Menuju Indonesia Emas
Dalam satu kesempatan, Menteri Koordinator Bidang Perekonomian Airlangga Hartarto menjelaskan, target untuk menuju visi Indonesia Emas 2045, atau menempatkan Indonesia sebagai negara maju berpendapatan tinggi, salah satu strateginya adalah memanfaatkan bonus demografi.
Pelbagai langkah menuju visi itu, salah satunya adalah Pemerintah Indonesia telah menyatakan intensi untuk menjadi anggota organisasi kerja sama dan pembangunan ekonomi atau Organisation for Economic Co-operation and Development (OECD), sesuai arahan Presiden Joko Widodo.
Menurut Menko Airlangga, rencana menjadi anggota OECD telah ditanggapi secara positif oleh OECD mengingat hubungan kerja sama yang konstruktif antara pemerintah dan OECD, serta mempertimbangkan peran kepemimpinan Indonesia dalam berbagai forum global dan kinerja perekonomian Indonesia yang baik.

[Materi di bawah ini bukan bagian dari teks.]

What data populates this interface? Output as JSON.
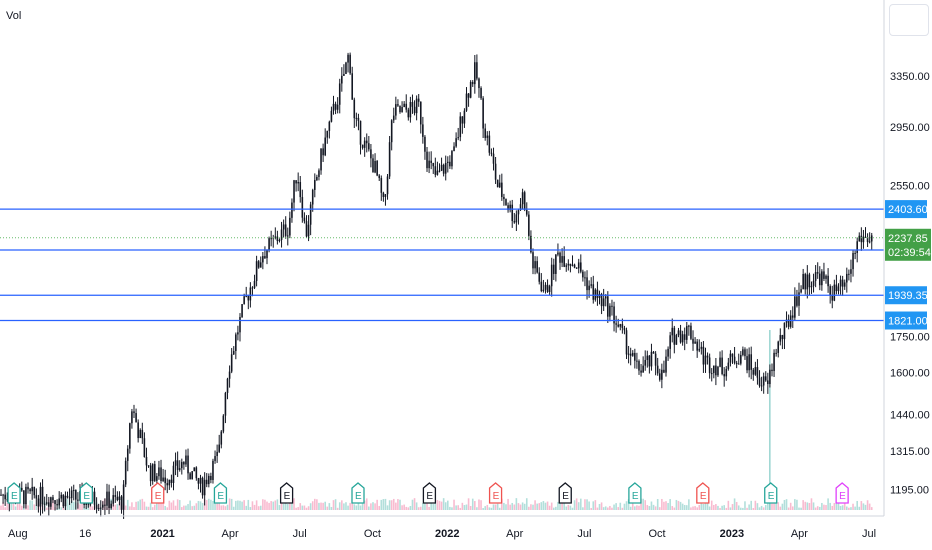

Kemudian, pemerintah akan terlibat aktif dalam diskusi global, di mana Indonesia berkesempatan untuk ikut serta dalam menentukan standar global yang diikuti negara OECD. Dengan menjadi anggota OECD juga akan memberikan keunggulan reputasi dan peningkatan kepercayaan investor karena Indonesia menganut standar kebijakan yang unggul dan tepercaya.
“OECD selaku organisasi yang beranggotakan negara maju senantiasa mempromosikan standar regulasi dan kebijakan yang mendorong pertumbuhan ekonomi yang berkualitas,” ujar Airlangga.
Dalam rangka proses keanggotaan OECD, organisasi internasional itu pun telah membagikan kepada Indonesia bagaimana pengalaman negara anggota OECD lain dalam memanfaatkan keunggulan demografis dan hal-hal apa saja yang perlu diperhatikan oleh Indonesia dalam rangka menuju negara maju dan berpendapatan per kapita tinggi.
“Hingga saat ini, OECD menilai, Indonesia masih termasuk dalam kategori negara berpendapatan menengah-atas (upper-middle income country) dengan pendapatan per kapita USD4,580 pada 2022,” ucap Menko Airlangga.
Adapun, Menko Airlangga menjelaskan bahwa kerangka kerja sama pemerintah Indonesia dengan OECD dipayungi dalam perjanjian kerangka kerja sama atau Framework Cooperation Agreement (FCA) dan program kerja bersama atau Joint Work Programme (JWP). Area kerja sama antarkedua pihak disusun dengan menyesuaikan agenda prioritas nasional Indonesia.